Smart Agricultural Technology (Dec 2024)
Digital soil mapping of available phosphorus using a smartphone-integrated RGB imaging device and ascorbic acid extraction method
Abstract
Soil fertility, specifically phosphorus (P) availability, is critical for agricultural productivity and environmental health. Traditional methods for measuring soil available P are typically lab-based and expensive.
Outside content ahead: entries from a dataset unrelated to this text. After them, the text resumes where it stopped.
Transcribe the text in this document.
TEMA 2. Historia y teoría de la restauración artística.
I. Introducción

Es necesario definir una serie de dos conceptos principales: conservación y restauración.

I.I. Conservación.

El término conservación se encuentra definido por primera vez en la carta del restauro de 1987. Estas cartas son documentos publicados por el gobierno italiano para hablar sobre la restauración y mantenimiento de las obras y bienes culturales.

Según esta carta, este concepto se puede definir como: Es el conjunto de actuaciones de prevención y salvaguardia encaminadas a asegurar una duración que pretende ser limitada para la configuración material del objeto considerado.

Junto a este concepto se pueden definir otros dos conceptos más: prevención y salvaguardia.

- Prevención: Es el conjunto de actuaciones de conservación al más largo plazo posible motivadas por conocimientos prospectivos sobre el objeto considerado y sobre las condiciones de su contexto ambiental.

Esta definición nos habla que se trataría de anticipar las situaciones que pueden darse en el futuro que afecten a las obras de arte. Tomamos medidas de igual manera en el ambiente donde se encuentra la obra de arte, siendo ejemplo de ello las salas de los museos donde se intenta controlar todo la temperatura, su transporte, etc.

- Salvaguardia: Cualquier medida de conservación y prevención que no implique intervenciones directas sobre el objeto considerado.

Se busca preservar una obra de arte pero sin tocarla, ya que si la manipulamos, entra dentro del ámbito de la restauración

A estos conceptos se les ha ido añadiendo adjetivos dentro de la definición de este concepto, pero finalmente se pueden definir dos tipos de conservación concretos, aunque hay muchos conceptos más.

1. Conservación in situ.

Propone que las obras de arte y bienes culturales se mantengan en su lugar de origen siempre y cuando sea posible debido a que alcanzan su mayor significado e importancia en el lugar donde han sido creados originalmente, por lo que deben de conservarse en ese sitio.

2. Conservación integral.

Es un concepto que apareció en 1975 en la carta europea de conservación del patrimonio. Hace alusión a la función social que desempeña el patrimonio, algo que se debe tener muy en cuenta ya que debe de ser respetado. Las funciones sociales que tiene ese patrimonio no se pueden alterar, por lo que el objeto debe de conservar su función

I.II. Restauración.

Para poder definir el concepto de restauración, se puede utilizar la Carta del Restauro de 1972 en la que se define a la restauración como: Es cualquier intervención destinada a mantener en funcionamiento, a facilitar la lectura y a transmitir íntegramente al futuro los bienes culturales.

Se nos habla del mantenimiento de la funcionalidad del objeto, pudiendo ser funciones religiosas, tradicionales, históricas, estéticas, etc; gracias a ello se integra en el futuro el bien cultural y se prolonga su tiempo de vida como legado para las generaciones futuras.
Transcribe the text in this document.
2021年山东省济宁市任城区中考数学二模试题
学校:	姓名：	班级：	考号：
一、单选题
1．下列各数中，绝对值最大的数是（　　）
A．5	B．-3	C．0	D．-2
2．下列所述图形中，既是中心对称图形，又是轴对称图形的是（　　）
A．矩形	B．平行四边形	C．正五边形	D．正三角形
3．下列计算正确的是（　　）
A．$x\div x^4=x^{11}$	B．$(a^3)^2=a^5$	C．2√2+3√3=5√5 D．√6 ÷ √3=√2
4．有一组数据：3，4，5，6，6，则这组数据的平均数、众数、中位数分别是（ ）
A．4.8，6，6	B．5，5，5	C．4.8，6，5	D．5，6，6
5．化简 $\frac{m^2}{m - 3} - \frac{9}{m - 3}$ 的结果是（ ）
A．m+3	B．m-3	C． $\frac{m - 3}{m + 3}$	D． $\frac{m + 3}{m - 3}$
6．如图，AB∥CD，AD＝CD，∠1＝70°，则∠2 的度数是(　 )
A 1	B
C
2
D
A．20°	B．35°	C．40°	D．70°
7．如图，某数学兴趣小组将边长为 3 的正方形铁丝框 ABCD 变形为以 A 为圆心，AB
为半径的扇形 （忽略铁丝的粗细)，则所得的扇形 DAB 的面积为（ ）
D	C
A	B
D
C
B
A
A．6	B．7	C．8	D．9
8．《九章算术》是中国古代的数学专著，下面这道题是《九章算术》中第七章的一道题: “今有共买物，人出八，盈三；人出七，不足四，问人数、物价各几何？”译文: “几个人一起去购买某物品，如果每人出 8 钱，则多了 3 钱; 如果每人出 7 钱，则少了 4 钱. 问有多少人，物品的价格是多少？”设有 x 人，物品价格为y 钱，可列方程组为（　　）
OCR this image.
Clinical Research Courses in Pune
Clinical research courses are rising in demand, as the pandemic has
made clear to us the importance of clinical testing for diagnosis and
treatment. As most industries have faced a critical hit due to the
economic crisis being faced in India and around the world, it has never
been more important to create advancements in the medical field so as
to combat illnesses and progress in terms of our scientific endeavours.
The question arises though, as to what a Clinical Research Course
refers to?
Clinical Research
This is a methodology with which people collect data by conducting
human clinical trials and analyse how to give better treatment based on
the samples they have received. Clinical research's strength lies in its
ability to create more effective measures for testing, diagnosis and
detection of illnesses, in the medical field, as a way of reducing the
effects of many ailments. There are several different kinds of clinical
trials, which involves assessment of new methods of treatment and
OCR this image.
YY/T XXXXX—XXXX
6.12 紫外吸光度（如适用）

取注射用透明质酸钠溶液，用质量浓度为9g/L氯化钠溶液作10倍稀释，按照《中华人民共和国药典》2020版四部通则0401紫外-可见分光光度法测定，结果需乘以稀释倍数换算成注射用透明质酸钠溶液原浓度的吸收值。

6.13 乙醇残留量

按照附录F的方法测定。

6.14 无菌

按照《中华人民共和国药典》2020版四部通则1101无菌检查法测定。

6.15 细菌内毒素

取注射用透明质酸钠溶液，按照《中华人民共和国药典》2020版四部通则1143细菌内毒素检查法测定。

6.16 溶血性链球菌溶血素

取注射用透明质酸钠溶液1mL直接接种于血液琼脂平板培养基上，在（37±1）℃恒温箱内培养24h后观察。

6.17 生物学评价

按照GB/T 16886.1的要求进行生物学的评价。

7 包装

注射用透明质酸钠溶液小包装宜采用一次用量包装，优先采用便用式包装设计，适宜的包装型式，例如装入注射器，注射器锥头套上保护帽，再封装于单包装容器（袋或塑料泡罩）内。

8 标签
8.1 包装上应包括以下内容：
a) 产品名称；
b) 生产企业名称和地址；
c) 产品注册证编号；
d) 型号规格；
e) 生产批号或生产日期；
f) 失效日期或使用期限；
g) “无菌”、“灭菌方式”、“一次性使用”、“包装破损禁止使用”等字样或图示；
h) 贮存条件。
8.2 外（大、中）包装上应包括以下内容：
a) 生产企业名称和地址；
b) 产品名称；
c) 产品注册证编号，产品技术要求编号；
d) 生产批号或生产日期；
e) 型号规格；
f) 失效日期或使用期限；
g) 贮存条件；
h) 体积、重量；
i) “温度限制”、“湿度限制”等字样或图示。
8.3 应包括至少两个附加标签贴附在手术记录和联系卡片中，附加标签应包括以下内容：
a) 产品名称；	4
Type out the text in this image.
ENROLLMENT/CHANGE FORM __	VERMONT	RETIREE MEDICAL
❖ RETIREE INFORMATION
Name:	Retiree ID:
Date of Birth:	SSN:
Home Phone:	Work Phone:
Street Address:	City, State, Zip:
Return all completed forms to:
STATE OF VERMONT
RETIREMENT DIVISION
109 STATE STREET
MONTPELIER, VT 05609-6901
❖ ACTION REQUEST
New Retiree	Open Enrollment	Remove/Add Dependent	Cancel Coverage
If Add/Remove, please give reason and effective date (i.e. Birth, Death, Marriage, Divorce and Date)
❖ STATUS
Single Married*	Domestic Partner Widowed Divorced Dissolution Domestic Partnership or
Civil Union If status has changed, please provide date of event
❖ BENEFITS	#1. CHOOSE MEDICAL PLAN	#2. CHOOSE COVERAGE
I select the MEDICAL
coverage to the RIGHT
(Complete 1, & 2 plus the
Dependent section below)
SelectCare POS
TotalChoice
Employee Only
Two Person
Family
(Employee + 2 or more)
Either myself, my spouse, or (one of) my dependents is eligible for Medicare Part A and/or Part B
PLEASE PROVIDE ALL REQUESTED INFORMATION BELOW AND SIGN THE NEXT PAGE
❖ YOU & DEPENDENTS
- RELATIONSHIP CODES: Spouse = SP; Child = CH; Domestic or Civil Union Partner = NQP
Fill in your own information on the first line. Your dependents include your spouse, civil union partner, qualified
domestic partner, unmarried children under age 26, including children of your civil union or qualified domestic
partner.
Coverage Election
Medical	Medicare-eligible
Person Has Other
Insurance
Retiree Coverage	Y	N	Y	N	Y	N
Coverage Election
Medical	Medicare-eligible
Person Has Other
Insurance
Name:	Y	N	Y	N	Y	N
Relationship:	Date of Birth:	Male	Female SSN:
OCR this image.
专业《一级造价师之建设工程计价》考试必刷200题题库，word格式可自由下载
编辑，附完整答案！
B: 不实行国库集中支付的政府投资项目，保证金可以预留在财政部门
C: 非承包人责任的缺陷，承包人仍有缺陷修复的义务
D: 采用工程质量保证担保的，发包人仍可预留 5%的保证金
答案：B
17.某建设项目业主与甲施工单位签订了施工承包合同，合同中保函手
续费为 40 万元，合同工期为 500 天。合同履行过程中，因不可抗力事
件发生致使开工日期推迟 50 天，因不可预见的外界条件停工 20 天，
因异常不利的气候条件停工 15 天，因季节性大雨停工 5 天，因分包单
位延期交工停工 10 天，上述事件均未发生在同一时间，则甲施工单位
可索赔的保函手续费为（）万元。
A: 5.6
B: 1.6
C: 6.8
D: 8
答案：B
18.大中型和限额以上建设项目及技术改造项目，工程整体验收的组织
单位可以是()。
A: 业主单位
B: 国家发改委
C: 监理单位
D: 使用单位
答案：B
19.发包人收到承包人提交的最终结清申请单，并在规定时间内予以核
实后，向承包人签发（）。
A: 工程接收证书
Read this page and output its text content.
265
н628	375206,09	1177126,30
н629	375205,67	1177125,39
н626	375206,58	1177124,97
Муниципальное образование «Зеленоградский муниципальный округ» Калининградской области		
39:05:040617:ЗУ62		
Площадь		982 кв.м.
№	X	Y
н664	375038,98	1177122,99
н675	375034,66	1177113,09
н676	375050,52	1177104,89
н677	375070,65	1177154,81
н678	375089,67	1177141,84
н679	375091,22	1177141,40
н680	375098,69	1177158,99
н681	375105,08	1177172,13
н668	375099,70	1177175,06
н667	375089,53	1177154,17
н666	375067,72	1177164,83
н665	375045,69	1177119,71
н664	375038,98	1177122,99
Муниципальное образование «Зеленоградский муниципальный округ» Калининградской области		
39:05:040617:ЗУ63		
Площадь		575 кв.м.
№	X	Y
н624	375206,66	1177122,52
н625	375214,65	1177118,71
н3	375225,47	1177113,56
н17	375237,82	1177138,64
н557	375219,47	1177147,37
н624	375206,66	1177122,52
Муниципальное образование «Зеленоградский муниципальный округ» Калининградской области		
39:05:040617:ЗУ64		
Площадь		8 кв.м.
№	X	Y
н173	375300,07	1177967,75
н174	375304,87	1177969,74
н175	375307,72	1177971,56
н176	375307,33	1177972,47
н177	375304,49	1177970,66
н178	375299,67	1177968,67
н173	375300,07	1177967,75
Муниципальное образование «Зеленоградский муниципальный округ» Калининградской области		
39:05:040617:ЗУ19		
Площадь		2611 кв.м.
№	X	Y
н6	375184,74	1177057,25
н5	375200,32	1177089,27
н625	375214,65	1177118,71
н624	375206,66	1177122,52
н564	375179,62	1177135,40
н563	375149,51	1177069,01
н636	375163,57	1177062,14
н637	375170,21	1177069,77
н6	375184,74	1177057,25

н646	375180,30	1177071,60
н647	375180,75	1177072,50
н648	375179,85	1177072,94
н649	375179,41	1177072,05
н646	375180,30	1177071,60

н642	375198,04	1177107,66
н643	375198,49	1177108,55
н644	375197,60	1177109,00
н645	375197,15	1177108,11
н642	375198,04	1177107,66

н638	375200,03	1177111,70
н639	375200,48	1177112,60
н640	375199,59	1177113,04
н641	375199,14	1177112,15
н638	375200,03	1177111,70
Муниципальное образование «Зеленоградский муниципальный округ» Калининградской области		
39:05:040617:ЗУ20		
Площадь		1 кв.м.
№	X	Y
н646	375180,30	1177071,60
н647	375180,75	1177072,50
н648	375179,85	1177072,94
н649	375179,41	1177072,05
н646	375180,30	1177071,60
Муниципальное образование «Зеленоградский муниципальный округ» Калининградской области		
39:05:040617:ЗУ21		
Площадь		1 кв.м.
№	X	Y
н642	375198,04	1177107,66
This study explored the potential of a smartphone-integrated imaging device combined with a digital soil mapping (DSM) approach to estimate and spatially map soil available P in six districts of West Bengal, India. A total of 482 surface soil samples were collected and analyzed using both conventional spectrophotometry (UV) and the developed smartphone-based method (NP). The results showed a strong correlation (R² = 0.94) between the two methods, with no significant difference in P estimation, validating the device's field applicability. A DSM model was developed using environmental covariates and random forest model to predict soil P distribution. Additionally, synthetic data were generated using three generative models (Triplet-based Variational Autoencoder, Conditional Tabular Generative Adversarial Network, and Gaussian Copula) to enhance prediction accuracy, particularly for high P values. The Gaussian Copula model, combined with real data, provided the highest test accuracy (R² = 0.69, RMSE = 21.15 kg ha−1 for UV and R² = 0.73, RMSE = 12.91 kg ha−1 for NP). Spatial maps revealed high P availability in alluvial soils of Nadia and East Medinipur, and low P in red and lateritic soils of Birbhum and Jhargram, reflecting the influence of soil type and climatic conditions. The smartphone-based device, coupled with DSM, offers a cost-effective, accurate, and practical tool for soil P assessment and mapping. This technology can significantly aid farmers in resource-constrained regions by providing precise nutrient management recommendations, enhancing sustainable agricultural practices, and mitigating environmental impacts. Future work will focus on further validation with diverse soil types and continuous improvement of the DSM models to address dynamic soil nutrient variability.